The decree covers the ports of Sevastopol, pictured, Evpatoria, Kerch, Feodosia and Yalta. WikiCommons

Kiev cannot uphold safety obligations in breakaway region, government warns

UKRAINE has announced imminent plans to ban international shipping from ports on the breakaway Crimea peninsula, which declared independence earlier this year.

The decree — which covers the ports of Evpatoria, Kerch, Sevastopol, Feodosia and Yalta — could come into effect as early as tomorrow, according to local shipping sources.

It follows a statement circulated via the International Maritime Organization in May, in which Ukraine warns that it is not in a position to uphold its obligations on safety and security in the region.

Odessa-based Eurogal Surveys, the official Lloyd’s agent, said in an email to Lloyd’s List this morning: “We are aware about this news and as per obtained information, the decree will come into force after its official publication.
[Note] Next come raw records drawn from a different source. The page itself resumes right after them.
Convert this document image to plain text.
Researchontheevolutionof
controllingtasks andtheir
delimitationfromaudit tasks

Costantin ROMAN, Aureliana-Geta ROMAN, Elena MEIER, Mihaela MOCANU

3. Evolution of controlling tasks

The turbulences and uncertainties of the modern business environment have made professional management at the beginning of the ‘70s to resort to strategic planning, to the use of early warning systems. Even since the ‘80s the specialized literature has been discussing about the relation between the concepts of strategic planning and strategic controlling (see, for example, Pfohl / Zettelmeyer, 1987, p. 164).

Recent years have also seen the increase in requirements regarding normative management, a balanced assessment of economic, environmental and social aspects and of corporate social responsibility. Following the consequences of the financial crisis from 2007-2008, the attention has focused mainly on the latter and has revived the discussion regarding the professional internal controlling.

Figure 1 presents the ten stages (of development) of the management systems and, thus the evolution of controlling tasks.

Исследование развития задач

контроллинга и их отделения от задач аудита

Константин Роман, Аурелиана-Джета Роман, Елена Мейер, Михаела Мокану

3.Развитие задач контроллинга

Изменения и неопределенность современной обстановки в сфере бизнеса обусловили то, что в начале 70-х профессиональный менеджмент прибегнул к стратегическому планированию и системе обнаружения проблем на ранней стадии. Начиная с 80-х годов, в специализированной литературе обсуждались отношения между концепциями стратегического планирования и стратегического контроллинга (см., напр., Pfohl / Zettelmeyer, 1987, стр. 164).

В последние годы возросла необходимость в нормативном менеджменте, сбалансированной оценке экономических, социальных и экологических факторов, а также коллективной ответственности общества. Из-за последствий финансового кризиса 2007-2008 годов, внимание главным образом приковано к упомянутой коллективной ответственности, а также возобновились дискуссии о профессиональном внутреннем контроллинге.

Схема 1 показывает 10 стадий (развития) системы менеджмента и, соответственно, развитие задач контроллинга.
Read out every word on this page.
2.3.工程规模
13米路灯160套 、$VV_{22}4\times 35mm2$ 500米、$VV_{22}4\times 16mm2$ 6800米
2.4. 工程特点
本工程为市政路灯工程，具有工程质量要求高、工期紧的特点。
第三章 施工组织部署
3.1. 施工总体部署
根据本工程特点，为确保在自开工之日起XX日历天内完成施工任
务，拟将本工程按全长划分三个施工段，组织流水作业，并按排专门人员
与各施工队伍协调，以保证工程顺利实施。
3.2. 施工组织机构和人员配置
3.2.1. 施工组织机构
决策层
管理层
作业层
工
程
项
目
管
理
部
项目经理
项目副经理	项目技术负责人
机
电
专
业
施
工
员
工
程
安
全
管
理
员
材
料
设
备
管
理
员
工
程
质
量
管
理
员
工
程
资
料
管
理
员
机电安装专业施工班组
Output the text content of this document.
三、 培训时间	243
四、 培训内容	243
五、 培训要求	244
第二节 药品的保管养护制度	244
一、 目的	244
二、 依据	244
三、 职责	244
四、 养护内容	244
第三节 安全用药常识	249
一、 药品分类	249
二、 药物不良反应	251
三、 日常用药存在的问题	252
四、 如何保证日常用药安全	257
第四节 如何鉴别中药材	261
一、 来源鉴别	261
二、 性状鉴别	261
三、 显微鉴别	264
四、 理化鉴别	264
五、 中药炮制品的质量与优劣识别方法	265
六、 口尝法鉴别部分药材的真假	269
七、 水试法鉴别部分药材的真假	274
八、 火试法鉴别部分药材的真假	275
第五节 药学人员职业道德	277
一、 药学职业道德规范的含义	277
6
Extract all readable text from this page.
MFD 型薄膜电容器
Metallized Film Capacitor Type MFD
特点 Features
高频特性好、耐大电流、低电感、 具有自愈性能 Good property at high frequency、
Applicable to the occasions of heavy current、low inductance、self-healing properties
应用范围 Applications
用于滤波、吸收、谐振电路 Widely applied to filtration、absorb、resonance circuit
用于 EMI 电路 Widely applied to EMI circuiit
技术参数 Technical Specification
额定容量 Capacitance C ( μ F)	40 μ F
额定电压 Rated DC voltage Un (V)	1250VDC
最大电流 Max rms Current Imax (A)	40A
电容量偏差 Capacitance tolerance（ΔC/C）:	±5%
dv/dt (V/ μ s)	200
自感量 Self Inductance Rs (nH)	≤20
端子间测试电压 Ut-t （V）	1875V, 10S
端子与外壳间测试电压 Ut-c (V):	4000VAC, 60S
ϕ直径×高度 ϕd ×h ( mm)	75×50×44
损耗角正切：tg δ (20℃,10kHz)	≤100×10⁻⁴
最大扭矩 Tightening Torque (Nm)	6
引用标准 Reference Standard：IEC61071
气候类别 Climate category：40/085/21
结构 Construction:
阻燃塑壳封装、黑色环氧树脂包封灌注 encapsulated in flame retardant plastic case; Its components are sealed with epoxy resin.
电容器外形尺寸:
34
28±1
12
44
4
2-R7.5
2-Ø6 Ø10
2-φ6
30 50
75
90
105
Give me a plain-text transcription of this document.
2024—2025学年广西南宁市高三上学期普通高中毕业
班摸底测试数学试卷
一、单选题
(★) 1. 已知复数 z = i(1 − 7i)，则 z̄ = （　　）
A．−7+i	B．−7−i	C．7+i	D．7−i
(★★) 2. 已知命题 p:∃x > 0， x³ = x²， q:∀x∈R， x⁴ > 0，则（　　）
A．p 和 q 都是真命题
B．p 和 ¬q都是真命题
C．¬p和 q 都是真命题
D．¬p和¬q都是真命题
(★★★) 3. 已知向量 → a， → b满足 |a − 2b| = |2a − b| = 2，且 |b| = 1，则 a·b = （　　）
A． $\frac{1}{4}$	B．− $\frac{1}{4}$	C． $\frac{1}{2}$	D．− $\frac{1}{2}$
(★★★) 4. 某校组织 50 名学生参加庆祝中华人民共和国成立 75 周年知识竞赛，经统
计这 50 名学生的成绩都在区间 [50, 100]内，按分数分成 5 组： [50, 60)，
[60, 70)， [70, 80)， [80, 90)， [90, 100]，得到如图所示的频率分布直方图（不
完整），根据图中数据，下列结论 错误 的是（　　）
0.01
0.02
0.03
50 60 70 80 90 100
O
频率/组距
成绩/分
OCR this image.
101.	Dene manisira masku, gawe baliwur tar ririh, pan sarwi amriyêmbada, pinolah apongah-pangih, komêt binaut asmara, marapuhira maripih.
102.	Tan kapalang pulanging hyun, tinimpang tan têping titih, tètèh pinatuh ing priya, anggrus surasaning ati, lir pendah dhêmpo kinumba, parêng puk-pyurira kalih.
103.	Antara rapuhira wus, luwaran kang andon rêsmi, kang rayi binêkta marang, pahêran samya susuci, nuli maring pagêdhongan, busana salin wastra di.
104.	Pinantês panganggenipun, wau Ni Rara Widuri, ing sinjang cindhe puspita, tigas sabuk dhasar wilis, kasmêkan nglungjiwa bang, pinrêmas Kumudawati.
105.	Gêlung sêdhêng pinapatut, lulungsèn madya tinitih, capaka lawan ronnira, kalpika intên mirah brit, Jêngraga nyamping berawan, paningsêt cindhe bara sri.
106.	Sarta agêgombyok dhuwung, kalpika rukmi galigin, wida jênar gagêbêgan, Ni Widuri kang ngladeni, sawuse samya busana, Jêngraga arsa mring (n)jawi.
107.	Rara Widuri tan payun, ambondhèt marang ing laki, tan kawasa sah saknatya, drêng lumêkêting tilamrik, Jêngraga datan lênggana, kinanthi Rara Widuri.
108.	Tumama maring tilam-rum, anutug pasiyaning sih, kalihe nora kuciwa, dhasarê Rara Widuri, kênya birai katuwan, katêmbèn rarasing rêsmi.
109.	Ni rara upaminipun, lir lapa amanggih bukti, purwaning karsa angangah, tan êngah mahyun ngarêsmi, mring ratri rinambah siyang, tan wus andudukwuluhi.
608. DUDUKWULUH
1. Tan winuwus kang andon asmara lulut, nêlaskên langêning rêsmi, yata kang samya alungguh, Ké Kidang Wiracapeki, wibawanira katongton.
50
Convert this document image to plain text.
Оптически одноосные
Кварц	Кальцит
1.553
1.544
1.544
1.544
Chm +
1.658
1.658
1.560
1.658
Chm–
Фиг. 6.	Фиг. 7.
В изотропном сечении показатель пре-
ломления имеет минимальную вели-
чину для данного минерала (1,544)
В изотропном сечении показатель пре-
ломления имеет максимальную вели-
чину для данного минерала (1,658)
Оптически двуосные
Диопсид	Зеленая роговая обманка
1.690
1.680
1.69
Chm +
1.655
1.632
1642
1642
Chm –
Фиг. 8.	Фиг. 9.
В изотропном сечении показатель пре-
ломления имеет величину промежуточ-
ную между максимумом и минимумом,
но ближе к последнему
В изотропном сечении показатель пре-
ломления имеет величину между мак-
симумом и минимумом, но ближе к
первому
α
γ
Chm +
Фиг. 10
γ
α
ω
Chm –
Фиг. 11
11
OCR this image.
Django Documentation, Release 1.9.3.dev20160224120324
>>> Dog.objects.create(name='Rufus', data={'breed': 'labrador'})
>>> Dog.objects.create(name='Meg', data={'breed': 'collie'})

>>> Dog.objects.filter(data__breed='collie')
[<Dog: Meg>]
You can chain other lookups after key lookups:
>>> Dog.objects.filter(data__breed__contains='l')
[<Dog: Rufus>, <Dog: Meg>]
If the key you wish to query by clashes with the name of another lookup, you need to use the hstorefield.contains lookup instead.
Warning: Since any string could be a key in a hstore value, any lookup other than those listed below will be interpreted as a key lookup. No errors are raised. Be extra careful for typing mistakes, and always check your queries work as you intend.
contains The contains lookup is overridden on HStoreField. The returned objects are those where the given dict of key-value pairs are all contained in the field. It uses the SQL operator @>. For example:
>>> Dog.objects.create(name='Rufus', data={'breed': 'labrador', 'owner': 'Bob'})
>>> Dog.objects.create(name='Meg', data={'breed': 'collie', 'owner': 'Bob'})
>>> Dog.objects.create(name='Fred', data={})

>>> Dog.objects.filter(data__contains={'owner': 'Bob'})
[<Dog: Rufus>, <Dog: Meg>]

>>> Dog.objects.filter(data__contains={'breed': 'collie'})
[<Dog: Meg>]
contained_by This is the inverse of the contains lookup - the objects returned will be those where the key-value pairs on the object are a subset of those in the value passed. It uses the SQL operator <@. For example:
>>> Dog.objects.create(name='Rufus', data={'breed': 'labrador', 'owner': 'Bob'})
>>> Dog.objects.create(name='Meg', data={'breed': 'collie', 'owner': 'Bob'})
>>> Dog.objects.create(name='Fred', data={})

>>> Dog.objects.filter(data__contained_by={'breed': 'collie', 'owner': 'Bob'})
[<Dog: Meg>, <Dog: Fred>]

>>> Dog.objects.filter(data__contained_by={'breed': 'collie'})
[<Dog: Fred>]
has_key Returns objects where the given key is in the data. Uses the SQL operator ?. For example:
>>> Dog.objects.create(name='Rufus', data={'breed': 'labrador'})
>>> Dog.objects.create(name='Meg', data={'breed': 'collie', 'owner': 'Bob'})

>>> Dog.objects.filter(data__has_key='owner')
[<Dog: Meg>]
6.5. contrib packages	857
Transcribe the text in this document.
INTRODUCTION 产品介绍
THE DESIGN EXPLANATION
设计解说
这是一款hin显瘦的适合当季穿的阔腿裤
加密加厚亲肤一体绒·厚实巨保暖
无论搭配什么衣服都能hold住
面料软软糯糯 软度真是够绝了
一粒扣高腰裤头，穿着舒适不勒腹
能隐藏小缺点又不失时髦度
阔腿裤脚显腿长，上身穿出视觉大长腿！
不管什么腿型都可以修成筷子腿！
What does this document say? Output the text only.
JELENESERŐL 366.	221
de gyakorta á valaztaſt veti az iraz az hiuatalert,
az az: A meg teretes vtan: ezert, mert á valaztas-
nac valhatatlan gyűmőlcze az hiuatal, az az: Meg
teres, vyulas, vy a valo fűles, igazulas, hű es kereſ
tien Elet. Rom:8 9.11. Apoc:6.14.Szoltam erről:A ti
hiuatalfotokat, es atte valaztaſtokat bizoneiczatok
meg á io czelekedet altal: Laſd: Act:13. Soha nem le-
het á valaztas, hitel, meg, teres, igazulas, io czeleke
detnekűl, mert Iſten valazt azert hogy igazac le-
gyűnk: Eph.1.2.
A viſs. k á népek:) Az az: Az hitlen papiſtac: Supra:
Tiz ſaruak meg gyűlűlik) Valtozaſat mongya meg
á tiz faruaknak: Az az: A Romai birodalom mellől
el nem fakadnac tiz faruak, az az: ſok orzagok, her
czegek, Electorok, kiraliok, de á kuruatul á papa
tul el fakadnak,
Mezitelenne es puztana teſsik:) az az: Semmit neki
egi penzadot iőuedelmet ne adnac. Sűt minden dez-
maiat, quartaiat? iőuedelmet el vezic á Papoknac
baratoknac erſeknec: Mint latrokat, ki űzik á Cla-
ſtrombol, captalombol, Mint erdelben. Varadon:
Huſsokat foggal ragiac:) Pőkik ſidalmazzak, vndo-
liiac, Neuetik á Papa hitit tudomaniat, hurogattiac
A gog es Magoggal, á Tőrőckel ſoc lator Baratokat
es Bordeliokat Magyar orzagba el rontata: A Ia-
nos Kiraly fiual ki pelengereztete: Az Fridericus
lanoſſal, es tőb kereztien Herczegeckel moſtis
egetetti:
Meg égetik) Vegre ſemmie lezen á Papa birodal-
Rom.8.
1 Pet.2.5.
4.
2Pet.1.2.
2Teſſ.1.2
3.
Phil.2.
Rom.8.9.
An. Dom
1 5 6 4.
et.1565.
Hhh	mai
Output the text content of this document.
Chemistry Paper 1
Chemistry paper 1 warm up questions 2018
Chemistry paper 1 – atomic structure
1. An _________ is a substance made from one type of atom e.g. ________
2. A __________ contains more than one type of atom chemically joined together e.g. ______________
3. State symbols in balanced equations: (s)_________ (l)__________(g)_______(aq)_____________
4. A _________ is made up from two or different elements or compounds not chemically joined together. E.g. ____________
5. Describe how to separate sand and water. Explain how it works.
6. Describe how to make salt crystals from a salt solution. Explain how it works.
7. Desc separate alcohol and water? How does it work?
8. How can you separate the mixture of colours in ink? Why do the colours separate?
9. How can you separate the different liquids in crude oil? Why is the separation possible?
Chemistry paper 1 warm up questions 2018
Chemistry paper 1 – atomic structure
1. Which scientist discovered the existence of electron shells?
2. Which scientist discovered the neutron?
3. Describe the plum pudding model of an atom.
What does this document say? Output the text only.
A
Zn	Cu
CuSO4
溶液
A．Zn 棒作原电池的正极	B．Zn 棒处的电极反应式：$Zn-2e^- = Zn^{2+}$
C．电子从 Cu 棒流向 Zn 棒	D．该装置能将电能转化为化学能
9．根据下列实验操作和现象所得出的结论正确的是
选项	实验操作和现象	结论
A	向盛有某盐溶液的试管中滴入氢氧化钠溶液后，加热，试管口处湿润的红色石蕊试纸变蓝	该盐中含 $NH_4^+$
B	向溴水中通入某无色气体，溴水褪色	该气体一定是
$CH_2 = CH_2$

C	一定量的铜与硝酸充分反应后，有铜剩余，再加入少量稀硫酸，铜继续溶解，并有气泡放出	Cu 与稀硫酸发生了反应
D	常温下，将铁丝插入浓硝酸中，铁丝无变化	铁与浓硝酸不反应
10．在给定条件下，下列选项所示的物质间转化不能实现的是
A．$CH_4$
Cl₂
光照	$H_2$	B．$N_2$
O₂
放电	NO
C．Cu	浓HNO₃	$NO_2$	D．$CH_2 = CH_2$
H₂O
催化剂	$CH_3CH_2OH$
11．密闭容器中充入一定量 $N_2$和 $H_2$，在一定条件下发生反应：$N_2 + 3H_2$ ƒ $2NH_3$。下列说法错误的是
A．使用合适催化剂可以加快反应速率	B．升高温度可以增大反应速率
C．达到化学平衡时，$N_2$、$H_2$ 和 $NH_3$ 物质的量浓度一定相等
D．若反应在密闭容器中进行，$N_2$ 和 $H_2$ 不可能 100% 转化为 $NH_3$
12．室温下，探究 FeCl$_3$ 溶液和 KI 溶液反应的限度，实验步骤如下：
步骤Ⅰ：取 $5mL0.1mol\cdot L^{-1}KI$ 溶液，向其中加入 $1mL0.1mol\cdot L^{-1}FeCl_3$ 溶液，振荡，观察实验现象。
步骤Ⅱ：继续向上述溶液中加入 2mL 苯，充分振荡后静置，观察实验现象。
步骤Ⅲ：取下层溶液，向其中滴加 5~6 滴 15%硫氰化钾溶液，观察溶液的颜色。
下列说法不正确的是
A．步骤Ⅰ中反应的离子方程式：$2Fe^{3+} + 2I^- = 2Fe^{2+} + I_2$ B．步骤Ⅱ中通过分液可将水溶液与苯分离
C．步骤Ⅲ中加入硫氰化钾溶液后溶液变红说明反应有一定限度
Official publication, as per obtained information, is going to be tomorrow.

“We can only briefly say that such a decree means that any vessel that arrives at the sea ports of the Crimea, does so at its own risk, as shipowners and ship captains who ignore such a ban may face serious problems (fines or even imprisonment).

“Such precedents already exist and nobody can predict what situation will be in future.”

While it will be difficult physically to enforce the decree on territory not under its control, the Kiev administration is the recognised government under international law and has the right to make such a ruling.

The IMO has already circulated a statement drafted by Ukraine to all its members, setting out Kiev’s view of the situation.

In the document, Ukraine describes the ports listed above as under the occupation of the Russian Federation as a result of the illegal annexation of Crimea.

“[The] Russian Federation’s actions make it impossible for Ukraine to be responsible for the safety of vessels and maritime security in accordance with international obligations,” the statement argues.

“It is necessary to notify International Maritime Organization member states about the high level of property risks on approaches and in water areas of above mentioned sea ports and about Ukraine’s inability to assure required level of maritime security in those ports in compliance with international commitments regarding safety of life at sea, search and rescue.”